Claire Ridel – Lors des deux heures en salle informatique, les élèves se sont aperçus que le manque de précision de leurs notes de lecture les empêchait de générer des prompts suffisamment détaillés : il s’en est spontanément suivi un moment de retour au texte de Maupassant, de lecture plus fine à la recherches d’indices pour alimenter la rédaction du prompt. Les 4èmes se sont aussi rendus compte que recopier uniquement la citation prise dans le texte ne permettait pas d’obtenir une image correcte, qu’il fallait donner des précisions spatiales, temporelles, décrire le personnage pour obtenir sur l’écran l’image mentale qu’ils se faisaient du passage lu.
Pouvez-vous donner un exemple ?
On peut prendre l’exemple du travail de Marwa, particulièrement révélateur d’un travail de réécriture réussi. Elle devait illustrer le jour du 19 août, qui est le moment où le narrateur comprend que le Horla est originaire du Brésil, et qu’il prend la décision de le tuer. Le premier prompt qu’elle utilise est « un homme qui lit une revue et apprend quelque chose » : trop vague, pas de notation temporelle ni spatiale, elle décide de changer de prompt. Pour cela, elle opère des choix de plus en plus précis dans le vocabulaire et apporte davantage d’informations. « homme de 50 ans qui vient d’apprendre pourquoi il pensait être fou car un être invisible le suit en 1850 », va être réécrit plusieurs fois pour devenir finalement : « homme de 50 ans qui est dans sa chambre, en face de lui son vieux lit de chêne à colonnes, à droite sa cheminée, à gauche sa porte fermée et un miroir, au 19e siècle ». En affinant peu à peu sa pensée, en l’exprimant clairement et de façon précise, Marwa a vu se concrétiser sous ses yeux ses descriptions grâce à l’IA.
Comment récupérez-vous et partagez-vous les productions des élèves ?
Emilie Barbe – L’avantage de Canva est qu’il permet l’envoi des productions aux professeurs. Il suffisait aux élèves de cliquer et nous pouvions recevoir toutes les productions. Le partage se fera sous forme d’impression en couleur et fera partie de notre cabinet de curiosités.
Au final, quels vous semblent les plaisirs et intérêts d’un tel travail via l’IA de la littérature ?

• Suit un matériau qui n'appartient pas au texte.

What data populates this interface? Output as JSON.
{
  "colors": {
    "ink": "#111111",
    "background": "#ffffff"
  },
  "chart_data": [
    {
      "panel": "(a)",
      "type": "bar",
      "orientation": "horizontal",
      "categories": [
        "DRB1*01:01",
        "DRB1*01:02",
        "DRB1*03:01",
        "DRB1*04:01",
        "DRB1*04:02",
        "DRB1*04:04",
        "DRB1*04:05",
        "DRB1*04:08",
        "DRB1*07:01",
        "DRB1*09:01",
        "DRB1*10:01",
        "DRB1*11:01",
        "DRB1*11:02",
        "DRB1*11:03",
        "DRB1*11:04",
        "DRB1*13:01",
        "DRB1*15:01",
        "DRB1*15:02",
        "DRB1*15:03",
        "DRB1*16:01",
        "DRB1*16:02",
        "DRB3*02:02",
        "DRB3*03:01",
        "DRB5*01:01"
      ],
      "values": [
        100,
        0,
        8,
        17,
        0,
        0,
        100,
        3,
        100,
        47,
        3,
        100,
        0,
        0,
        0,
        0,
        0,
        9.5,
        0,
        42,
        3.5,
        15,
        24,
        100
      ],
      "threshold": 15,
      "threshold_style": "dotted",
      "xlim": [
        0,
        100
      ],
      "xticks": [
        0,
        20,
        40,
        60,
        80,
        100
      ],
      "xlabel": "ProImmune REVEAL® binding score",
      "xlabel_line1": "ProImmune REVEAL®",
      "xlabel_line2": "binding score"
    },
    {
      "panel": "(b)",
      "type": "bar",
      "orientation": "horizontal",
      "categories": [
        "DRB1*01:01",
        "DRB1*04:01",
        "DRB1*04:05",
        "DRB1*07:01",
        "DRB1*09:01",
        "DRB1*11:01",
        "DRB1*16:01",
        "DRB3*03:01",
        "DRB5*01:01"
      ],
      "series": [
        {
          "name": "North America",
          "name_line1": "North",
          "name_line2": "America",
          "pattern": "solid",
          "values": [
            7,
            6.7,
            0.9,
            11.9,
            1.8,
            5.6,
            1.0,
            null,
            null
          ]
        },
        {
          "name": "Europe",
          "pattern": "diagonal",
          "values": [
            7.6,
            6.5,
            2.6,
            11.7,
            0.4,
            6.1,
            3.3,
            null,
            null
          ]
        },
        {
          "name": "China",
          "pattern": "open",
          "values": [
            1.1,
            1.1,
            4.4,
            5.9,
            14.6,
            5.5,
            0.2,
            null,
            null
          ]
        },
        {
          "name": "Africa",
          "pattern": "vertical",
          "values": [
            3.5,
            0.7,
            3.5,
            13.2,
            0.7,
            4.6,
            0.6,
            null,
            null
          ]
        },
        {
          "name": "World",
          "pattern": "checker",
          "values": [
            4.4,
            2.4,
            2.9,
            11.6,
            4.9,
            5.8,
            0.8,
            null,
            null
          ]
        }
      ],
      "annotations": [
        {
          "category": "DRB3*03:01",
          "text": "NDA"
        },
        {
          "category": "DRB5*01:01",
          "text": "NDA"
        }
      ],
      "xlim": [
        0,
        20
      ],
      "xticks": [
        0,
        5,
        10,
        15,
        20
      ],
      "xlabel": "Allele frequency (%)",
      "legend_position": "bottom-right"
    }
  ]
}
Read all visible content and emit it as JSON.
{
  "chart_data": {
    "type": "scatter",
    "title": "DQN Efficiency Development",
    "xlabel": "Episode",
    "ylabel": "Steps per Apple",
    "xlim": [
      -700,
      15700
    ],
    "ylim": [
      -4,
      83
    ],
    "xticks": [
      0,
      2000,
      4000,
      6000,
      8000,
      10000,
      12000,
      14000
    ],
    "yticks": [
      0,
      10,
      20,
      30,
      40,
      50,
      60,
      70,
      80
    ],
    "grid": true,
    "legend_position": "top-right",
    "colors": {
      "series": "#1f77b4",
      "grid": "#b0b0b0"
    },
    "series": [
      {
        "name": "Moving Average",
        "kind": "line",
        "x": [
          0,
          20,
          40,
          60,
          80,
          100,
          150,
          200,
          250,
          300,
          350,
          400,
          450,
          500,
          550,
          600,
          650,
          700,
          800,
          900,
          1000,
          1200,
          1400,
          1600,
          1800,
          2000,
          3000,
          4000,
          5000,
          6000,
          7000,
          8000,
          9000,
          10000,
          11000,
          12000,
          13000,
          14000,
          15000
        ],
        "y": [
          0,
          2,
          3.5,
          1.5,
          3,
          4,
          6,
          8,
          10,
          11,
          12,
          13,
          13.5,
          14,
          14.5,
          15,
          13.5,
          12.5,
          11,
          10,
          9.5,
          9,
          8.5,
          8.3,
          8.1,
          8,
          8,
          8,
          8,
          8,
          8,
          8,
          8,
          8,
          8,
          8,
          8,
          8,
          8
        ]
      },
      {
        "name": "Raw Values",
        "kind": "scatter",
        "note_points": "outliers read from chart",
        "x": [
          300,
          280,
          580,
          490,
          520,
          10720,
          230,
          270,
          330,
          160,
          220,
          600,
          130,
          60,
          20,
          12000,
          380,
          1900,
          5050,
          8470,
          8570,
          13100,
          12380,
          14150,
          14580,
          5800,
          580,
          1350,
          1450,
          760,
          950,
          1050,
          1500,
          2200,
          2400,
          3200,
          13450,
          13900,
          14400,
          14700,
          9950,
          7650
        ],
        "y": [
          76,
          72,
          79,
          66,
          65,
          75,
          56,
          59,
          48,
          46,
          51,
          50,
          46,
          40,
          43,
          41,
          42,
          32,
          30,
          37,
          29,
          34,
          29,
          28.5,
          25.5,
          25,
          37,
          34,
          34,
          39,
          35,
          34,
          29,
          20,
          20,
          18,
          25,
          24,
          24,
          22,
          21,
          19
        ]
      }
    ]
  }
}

Emilie Barbe – La majorité des élèves s’est investie dans l’activité et a pris du plaisir à questionner le rapport entre le texte de Maupassant et sa mise en image. L’un des intérêts est d’abord de se représenter mentalement l’œuvre puis de trouver les mots justes pour s’approprier le texte de Maupassant et le mettre en image, sans avoir besoin de technique en dessin ou en peinture. De plus, éduquer à l’IA et avec l’IA offre aux élèves la possibilité de s’éloigner des paniques morales liées à cette avancée technique ou d’écarter tout anthropomorphisme afin de voir l’IA comme un outil qui demande une certaine gymnastique intellectuelle.
Propos recueillis par Jean-Michel Le Baut
La production collective finale
Le projet sur le site Lettres Normandie
Le site Les lettres de Matisse
Dans le Café : « Ophélie Jomat : Un voyage pédagogique dans le futur de l’IA »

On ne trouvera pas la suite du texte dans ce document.